Three unread threads are sitting in the inbox:

SubjectClassified asLabel applied
”Quote for a new marketing site?“salesintent/sales
”Login page throwing a 500 error”supportintent/support
”Your October invoice — wrong VAT?“billingintent/billing

After the run, each thread carries both its intent/... label and the intent-routed marker. A salesperson watching intent/sales sees the first thread straight away; the next run skips all three because they are now routed.

Trigger it

Run it on a schedule so mail is sorted without anyone thinking about it:

  1. In the Apps Script editor, open Triggers (the clock icon).
  2. Click Add Trigger.
  3. Choose routeByIntent, event source Time-driven, type Minutes timer, interval Every 15 minutes.
  4. Save and approve the authorisation prompt the first time.

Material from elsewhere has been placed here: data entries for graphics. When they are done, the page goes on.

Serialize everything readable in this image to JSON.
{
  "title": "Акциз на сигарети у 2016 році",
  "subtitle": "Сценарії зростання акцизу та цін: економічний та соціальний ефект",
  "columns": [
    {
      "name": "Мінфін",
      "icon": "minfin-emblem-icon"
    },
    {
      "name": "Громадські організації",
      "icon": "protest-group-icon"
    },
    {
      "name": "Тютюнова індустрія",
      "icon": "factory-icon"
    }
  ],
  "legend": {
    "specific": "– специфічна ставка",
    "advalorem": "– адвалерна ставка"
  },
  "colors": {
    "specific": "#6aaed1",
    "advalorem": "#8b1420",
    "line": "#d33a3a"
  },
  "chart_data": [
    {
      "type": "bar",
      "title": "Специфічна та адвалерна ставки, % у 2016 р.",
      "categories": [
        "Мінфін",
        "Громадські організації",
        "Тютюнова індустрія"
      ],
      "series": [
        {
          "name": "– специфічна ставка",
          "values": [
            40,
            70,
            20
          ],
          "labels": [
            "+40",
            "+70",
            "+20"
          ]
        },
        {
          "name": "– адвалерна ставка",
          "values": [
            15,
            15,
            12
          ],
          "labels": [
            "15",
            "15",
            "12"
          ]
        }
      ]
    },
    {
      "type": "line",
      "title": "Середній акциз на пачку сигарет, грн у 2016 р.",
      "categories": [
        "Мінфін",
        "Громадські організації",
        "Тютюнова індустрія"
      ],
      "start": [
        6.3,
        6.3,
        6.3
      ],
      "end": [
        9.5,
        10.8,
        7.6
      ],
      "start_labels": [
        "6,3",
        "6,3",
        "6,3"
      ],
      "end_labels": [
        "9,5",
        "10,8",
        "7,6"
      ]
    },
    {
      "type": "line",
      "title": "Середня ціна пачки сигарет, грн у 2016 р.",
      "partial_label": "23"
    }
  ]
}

A 15-minute cycle keeps the inbox tidy without burning quota. You can also run routeByIntent by hand from the editor to test it first.

Watch out for

  • Classification is a judgement call, not a fact. Mail that genuinely spans two intents will be forced into one. Skim each label occasionally so a misrouted thread does not go unseen.
  • The marker label is the memory. If you remove intent-routed from a thread, the next run will reclassify it. That is a handy way to redo a bad call, but do not strip it in bulk by accident.
  • A label is not a delete. Threads tagged intent/spam still sit in the inbox — pair the label with a Gmail filter if you want them archived.
  • Each thread costs one API call. A busy inbox of a few hundred new threads a day is cheap on Haiku, but the cost scales with volume — watch it if traffic grows.
  • Long threads are classified on the first message only. If a conversation changes topic, the original intent label sticks.